A WHALE OF A TIME BEGINS
I longed to get up close and personal, so last week, Kenn and I embarked on a whale watching trip to Hervey Bay, approximately 450 kms north of Byron Bay. We traveled mid week, hoping to avoid the crowds and chose to stay at the Mantra hotel located on the Boat harbour at Urangan. Our room came complete with a very comfortable king size bed, a spa bath and a balcony with a view over the harbour. Perfect spot for admiring sunrise and sunset.
Having settled in, we explored our surroundings. We confirmed our booking for our Whale Watch on Quick Cat II. We selected the Day Away for Early Birds tour which included a half day whale watching adventure and an afternoon at Kingfisher Bay on Fraser Island. That sorted, Kenn and I chilled out for a couple of hours before salivating over a sensational seafood dinner at La Baelana Cafe on the boardwalk, just a few steps from our hotel. The Hervey Bay prawns and scallops were better than a Masterchef finale. I would recommend booking, as this cafe is very popular.
Friday morning dawned calm and clear: perfect conditions for whale watching. The Quick Cat II was underway promptly at 7am and breakfast, consisting of fresh fruit, cereals, pancakes and muffins, was served as we made our way past Fraser Island into the bay. Soon, we were in Whale territory. Several pods were steaming towards us. The captain cut the engines and the magic began as they swam up to our boat.
I couldn’t believe it, they were right there and I was so close I could see rainbows in the spray as they swam past. Then they dived under the ship to the other side, coming up to look at us. “They re mugging us,” the captain exclaimed. “They can see and hear us, so wave your arms and yell!” Obediently, we waved frantically, yelled and whistled.

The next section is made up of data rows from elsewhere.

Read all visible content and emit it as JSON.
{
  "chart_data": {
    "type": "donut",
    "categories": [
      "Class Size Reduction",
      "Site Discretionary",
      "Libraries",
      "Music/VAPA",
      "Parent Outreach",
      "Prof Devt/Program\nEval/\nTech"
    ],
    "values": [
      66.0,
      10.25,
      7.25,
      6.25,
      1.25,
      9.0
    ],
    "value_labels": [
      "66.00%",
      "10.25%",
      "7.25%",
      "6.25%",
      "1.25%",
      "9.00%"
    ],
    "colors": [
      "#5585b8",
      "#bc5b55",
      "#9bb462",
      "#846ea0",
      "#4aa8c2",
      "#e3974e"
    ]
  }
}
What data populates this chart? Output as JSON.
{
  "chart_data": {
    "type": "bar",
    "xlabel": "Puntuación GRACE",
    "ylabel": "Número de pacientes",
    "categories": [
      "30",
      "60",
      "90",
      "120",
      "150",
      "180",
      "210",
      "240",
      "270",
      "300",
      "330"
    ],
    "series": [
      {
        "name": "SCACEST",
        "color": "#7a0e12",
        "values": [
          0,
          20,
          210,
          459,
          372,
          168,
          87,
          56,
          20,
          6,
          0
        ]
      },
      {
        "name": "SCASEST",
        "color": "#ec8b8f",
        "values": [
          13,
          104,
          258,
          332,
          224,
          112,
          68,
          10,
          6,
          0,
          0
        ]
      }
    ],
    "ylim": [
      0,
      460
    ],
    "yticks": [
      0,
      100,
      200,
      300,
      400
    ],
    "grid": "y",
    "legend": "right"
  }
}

The whales must have liked our response for they kept us company for the next hour or so. The sunlight filtered through the water and cast shifting patterns on their bodies as they cruised beside us, just below the surface.
Then, when you least expected it, they would breach. The most spectacular breach was right in front of the boat, but I was so awestruck, that I forgot that I had a camera in my hand. Alas I only caught the after splash.
They frolicked the morning away, rolling over to show us their tummies,
swimming away only to return and begin their performance again.
But all wonderful experiences come to an end. The sun was directly overhead and it was time to return to the harbour. Our friends of the deep, waved us farewell.
Everyone was quiet as we cruised to Kingfisher Bay, where some of us were finishing the cruise. I think we were all savouring the moment. I overheard a little six year old poppet exclaim to her grandparents, “This has been the bestest day ever!” Yes, some dreams do come true.